Sure enough, it did - and the lady in the toll booth took our money and waved us aboard. It’s a two and one half hour ride across 23 miles of water, and the toll for us and the Winnebago was a mere $30 - cash up front of course. (They don’t want to have to send divers down to get their money out of your RV.) We pulled in our mirrors and squeezed into a nice safe spot amidships, then got out and went topside.
Ten minutes later the whistle blew. The deck shuddered as they yawed sideways out of the slip, then they cranked up the screws and we headed for Ocracoke. Pamlico Sound is a huge body of water and the surface was a field of whitecaps, but the ferry plowed right through them with very little listing.
There is something about the water that is soothing, and sometimes even a little frightening, but either way I never tire of watching it. I read a book once about a sailboat race in the Tasman Sea. There was a horrendous storm and several of the boats and their crews were lost. Others thought they were going to die, but man after man the survivors talked in awed reverence about the beauty of the seas that were about to kill them.

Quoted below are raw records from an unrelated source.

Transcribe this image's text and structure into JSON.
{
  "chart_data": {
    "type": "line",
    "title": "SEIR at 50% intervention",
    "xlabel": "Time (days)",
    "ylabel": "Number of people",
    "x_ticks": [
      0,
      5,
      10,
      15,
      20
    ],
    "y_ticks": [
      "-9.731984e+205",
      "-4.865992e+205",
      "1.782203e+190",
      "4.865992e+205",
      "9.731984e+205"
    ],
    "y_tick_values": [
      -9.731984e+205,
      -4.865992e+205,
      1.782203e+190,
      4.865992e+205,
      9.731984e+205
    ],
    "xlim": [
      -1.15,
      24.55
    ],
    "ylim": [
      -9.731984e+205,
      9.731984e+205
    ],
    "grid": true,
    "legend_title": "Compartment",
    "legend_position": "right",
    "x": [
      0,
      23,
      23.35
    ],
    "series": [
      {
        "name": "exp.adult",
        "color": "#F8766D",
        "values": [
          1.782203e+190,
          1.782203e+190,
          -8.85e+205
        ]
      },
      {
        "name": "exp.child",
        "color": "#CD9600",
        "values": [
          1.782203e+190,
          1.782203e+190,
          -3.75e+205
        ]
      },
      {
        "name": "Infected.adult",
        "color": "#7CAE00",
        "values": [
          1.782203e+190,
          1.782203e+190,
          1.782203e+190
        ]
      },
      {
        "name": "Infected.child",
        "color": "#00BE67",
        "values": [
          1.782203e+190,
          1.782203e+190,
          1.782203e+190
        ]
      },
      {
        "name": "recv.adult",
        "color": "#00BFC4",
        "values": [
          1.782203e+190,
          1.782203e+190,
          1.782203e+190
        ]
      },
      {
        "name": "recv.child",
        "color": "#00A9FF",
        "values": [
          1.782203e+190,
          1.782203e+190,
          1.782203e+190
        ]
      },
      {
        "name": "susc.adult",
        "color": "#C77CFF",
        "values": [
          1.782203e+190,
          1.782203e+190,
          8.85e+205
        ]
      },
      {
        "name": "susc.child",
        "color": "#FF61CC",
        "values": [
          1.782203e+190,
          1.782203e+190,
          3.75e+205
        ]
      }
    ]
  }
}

We enjoyed the ride topside until it started to rain and we had to go inside. The windows soon became opaque and we couldn’t see out, so we returned to the auto deck and rode in the comfort of our coach for a while. How cool to sit in your living room and look out the window at the open water!

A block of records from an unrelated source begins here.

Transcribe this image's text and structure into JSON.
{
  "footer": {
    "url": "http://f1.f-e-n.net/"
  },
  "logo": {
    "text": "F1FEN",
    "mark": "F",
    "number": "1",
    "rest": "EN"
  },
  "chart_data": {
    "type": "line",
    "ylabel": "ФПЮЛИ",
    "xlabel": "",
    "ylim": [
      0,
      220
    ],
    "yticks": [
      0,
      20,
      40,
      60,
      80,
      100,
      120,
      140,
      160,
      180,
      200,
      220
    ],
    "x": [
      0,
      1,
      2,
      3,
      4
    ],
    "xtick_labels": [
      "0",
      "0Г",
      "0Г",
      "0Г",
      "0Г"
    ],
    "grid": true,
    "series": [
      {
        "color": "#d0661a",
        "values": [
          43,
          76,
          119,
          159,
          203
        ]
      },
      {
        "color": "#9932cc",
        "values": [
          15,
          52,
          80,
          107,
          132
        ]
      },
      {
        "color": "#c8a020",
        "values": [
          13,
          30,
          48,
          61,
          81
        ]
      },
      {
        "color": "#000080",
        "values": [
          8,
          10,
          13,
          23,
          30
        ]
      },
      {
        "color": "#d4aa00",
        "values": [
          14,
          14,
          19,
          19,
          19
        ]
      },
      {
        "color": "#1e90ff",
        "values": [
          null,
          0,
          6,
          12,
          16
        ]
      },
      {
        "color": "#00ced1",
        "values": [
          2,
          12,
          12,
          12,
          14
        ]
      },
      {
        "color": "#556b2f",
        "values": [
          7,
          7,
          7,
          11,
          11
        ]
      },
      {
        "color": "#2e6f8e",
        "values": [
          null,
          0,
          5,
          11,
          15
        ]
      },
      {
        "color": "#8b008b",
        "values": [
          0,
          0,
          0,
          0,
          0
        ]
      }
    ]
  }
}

Even if you do get tired of watching the water, there’s always something else to look at. Birds, buoys, passing ships and the sky - and the weather is always changing and interesting too. Even from inside the RV we could sense changes in the speed of the engines, and in the motion of the sea when the ship turned or the current changed.
The ferry route passes Ocracoke Inlet where the sound waters are exposed briefly to the open sea. There, even on a calm day you feel the swell and the current change. The last time we took this ferry we were southbound. It was sunrise and the waters were like glass, but even on that day we could tell when we were passed Ocracoke Inlet.

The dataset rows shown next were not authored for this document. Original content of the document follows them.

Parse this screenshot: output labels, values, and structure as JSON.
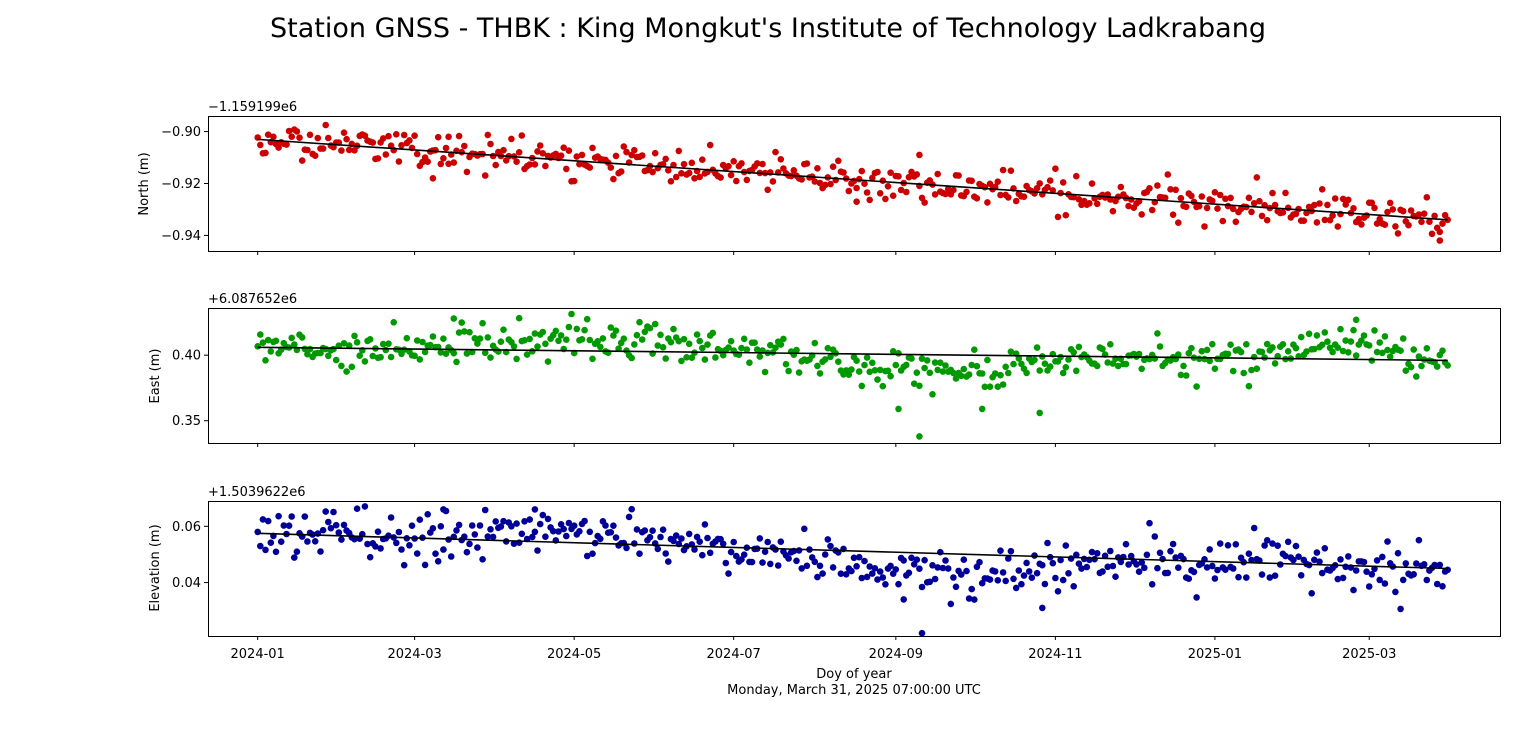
{
  "figure": {
    "title": "Station GNSS - THBK : King Mongkut's Institute of Technology Ladkrabang",
    "xlabel": "Doy of year",
    "subtitle": "Monday, March 31, 2025 07:00:00 UTC"
  },
  "chart_data": [
    {
      "type": "scatter",
      "ylabel": "North (m)",
      "offset_label": "−1.159199e6",
      "color": "#cc0000",
      "trend_color": "#000000",
      "x_range": [
        "2024-01-01",
        "2025-03-31"
      ],
      "xlim": [
        "2023-12-13",
        "2025-04-20"
      ],
      "ylim": [
        -0.946,
        -0.894
      ],
      "yticks": [
        -0.9,
        -0.92,
        -0.94
      ],
      "ytick_labels": [
        "−0.90",
        "−0.92",
        "−0.94"
      ],
      "trend": {
        "start": -0.903,
        "end": -0.934
      },
      "noise_sd": 0.0035,
      "bumps": [],
      "outliers": [
        {
          "date": "2024-03-14",
          "value": -0.902
        },
        {
          "date": "2024-03-08",
          "value": -0.918
        },
        {
          "date": "2024-08-17",
          "value": -0.927
        },
        {
          "date": "2024-09-10",
          "value": -0.909
        },
        {
          "date": "2025-03-28",
          "value": -0.942
        }
      ],
      "grid": false,
      "legend": "none"
    },
    {
      "type": "scatter",
      "ylabel": "East (m)",
      "offset_label": "+6.087652e6",
      "color": "#009900",
      "trend_color": "#000000",
      "x_range": [
        "2024-01-01",
        "2025-03-31"
      ],
      "xlim": [
        "2023-12-13",
        "2025-04-20"
      ],
      "ylim": [
        0.333,
        0.436
      ],
      "yticks": [
        0.4,
        0.35
      ],
      "ytick_labels": [
        "0.40",
        "0.35"
      ],
      "trend": {
        "start": 0.406,
        "end": 0.396
      },
      "noise_sd": 0.007,
      "bumps": [
        {
          "center": "2024-05-10",
          "width": 45,
          "amp": 0.01
        },
        {
          "center": "2024-09-20",
          "width": 40,
          "amp": -0.015
        },
        {
          "center": "2025-02-15",
          "width": 25,
          "amp": 0.01
        }
      ],
      "outliers": [
        {
          "date": "2024-09-10",
          "value": 0.338
        },
        {
          "date": "2024-09-02",
          "value": 0.359
        },
        {
          "date": "2024-10-04",
          "value": 0.359
        },
        {
          "date": "2024-10-26",
          "value": 0.356
        },
        {
          "date": "2025-02-24",
          "value": 0.427
        },
        {
          "date": "2024-03-16",
          "value": 0.428
        }
      ],
      "grid": false,
      "legend": "none"
    },
    {
      "type": "scatter",
      "ylabel": "Elevation (m)",
      "offset_label": "+1.5039622e6",
      "color": "#000099",
      "trend_color": "#000000",
      "x_range": [
        "2024-01-01",
        "2025-03-31"
      ],
      "xlim": [
        "2023-12-13",
        "2025-04-20"
      ],
      "ylim": [
        0.021,
        0.069
      ],
      "yticks": [
        0.06,
        0.04
      ],
      "ytick_labels": [
        "0.06",
        "0.04"
      ],
      "trend": {
        "start": 0.0575,
        "end": 0.045
      },
      "noise_sd": 0.0042,
      "bumps": [
        {
          "center": "2024-09-20",
          "width": 45,
          "amp": -0.007
        },
        {
          "center": "2024-05-01",
          "width": 40,
          "amp": 0.004
        }
      ],
      "outliers": [
        {
          "date": "2024-09-11",
          "value": 0.022
        },
        {
          "date": "2024-09-04",
          "value": 0.034
        },
        {
          "date": "2024-10-27",
          "value": 0.031
        },
        {
          "date": "2024-04-16",
          "value": 0.066
        },
        {
          "date": "2024-03-12",
          "value": 0.066
        }
      ],
      "grid": false,
      "legend": "none"
    }
  ],
  "x_axis": {
    "ticks": [
      "2024-01-01",
      "2024-03-01",
      "2024-05-01",
      "2024-07-01",
      "2024-09-01",
      "2024-11-01",
      "2025-01-01",
      "2025-03-01"
    ],
    "tick_labels": [
      "2024-01",
      "2024-03",
      "2024-05",
      "2024-07",
      "2024-09",
      "2024-11",
      "2025-01",
      "2025-03"
    ]
  }
}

So much history was made here. Ocracoke Inlet is where Blackbeard the Pirate was finally hunted down and killed.
The rest of the ride was nice enough, and we were entering Ocracoke harbor before we knew it. The rain had stopped so we disembarked and found a place to park. We checked out the ferry building and got a pin for our collection, then headed up island looking for a place to eat.
We stopped at Captain Ben’s for crab cakes and flounder and chips, then drove all the way out to the other end of the island. Like the rest of the barrier islands, Ocracoke is long and narrow. In places it is so narrow you can see both sides of the island from a single vantage point, the Atlantic Ocean on the east and Pamlico Sound on the west. With the exception of a few wooded areas the island is a low lying strip of sand supporting only grasses and shrubs. It is windswept and bleak, but it has an austere beauty excites and satisfies.
On the way back to our campground we stopped to see the ponies - called Banker Horses. They were wild until 1959 when the state finally penned them for their own safety, but the pen covers acres. They are well cared for and protected, and allowed to remain as wild and free roaming as possible. They are believed to have come from early European shipwrecks in the 1600 and 1700’s, but no one knows for sure. They have one less vertebrae and their rib cage and bone structure is different from common horses.
We found Ocracoke Campground, a National Park Service Campground, and scored a nice site surrounded by bushes and only a short walk over the dunes to the beach. We leveled and settled in, then checked the beach, but the wind was sandblasting us so we returned home to let it fall off a little - maybe tomorrow. But what a nice place to do our waiting!